L'expulsion de la pièce moulée est obtenue par des éjecteurs 44 incorporés à la moitié fixe de chaque moule et actionnés par une rampe 45 fixée à la plaque 53 du bâti et dont la position peut être réglée angulairement.
Les moules, dont un exemple est représenté en coupe dans la fig. 6, sont composés de deux moitiés 10 et 1 1 comportant chacune une demi-empreinte de l'objet à fabriquer, ils se ferment sur un plan de jonction A-B et leurs parois sont percées par un réseau de trous 46 dans lesquels circule un liquide réfrigérant venant du distributeur 5 par des conduits creusés dans l'arbre principal 2 et des conduits flexibles 47 pour revenir par un tuyau 48, I'arbre creux 2 et le distributeur 5.

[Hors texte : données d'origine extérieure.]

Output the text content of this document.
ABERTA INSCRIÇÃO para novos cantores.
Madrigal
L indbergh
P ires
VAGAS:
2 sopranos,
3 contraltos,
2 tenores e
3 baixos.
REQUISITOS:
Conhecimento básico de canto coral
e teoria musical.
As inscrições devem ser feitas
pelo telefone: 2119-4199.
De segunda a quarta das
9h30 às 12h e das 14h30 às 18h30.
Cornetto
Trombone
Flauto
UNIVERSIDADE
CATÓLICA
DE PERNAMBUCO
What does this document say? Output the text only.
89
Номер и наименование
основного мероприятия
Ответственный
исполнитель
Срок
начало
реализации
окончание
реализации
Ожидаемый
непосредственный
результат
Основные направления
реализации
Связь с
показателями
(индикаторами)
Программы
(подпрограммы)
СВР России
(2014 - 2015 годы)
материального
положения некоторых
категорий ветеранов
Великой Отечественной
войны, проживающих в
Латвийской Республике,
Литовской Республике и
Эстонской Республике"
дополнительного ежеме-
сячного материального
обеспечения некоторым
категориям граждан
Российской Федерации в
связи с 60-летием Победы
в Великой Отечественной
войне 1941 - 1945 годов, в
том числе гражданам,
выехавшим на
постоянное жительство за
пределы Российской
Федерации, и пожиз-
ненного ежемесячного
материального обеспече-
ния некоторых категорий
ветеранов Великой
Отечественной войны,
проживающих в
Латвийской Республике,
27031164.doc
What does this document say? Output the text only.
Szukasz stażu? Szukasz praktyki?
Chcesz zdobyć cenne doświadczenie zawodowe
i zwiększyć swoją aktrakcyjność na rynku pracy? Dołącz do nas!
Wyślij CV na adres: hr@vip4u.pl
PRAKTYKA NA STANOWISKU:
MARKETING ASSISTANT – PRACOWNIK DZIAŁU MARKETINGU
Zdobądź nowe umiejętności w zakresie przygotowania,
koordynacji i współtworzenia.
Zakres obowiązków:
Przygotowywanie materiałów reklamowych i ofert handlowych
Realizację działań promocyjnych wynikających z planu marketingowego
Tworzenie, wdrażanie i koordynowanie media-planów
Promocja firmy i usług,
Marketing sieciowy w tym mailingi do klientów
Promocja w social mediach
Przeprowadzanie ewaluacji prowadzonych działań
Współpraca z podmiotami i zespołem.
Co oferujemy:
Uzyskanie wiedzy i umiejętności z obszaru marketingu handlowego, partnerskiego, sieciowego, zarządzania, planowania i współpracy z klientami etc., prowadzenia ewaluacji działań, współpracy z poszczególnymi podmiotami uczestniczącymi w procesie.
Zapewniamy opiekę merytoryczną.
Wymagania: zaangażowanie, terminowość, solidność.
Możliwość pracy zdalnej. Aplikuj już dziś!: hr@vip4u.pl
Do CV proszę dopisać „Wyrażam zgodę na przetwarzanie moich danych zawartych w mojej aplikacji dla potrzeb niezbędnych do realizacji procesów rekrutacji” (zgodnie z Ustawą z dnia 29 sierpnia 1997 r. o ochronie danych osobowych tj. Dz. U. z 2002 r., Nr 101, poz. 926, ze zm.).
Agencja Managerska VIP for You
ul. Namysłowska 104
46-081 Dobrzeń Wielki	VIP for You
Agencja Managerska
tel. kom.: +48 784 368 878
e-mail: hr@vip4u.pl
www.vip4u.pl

L'ébauche tubulaire est aplatie aux deux extrémités du moule dans des cavités 49 et 50 dont les sections selon les lignes C-D et E-F sont représentées en plus grande échelle dans les fig. 7 et 8 dans lesquelles on voit clairement une lèvre 51 comportant une partie plate 52 distante de quelques dixièmes de millimètre du plan de joint. Cette lèvre 51 refoulera de part et d'autre la matière plastique, créant en même temps l'étanchéité dans la cavité 54 de l'ébauche tubulaire et une amorce de cassure.
Après la fermeture du moule et l'applatissement des extrémités de l'ébauche tubulaire dans les cavités 49 et 50 et la formation de la chambre étanche 54 (fig. 9), le poinçon 32, actionné par le vérin 31 dont le piston 55 est poussé par un fluide comprimé arrivant par un orifice 56, pénètre dans la chambre 54 de l'ébauche tubulaire en comprimant un ressort antagoniste 57 (fig. 13). Quant le piston 55 arrive à la fin de sa course, un trou 58 pénètre à l'intérieur de la chambre 60 du vérin, mettant en communication cette chambre, déjà en communication avec la source de fluide comprimé, avec les conduits et orifices du poinçon 32. Le fluide comprimé pourra ainsi pénétrer dans le creux de l'ébauche tubulaire qui augmentera de volume et épousera la forme de la surface intérieure du moule refroidi par la circulation de liquide (fig. 11).
Après un temps de gélification de la matière sur les parois du moule, le poinçon 32 reprendra sa position initiale et, par l'orifice laissé libre par le piston, le fluide comprimé s'échappera librement (fig. 12).
Les fig. 14, 15 et 16 montrent, en section longitudinale, trois formes de poinçons pouvant être utilement employés. Dans celui de la fig. 15 le fluide sous pression arrive par un conduit intérieur 61 du poinçon et débouche latéralement par un trou 59; dans les poinçons des fig. 14 et 16 le fluide comprimé arrive par les creux laissés entre des rainures 62 et le guide du poinçon; aucune des arrivées du fluide ne débouchant sur la face avant ou coupante du poinçon.
REVENDICATIONS
I. Procédé pour la fabrication d'objets creux en partant d'une ébauche tubulaire en matière thermoplastique, caractérisé en ce que l'on aplatit et rend étanches les extrémités de l'ébauche et en ce que l'on traverse la paroi de l'ébauche par un poinçon qui amène un fluide sous pression qui augmente le volume de la chambre intérieure de l'ébauche et fait épouser à ses parois la surface intérieure d'un moule.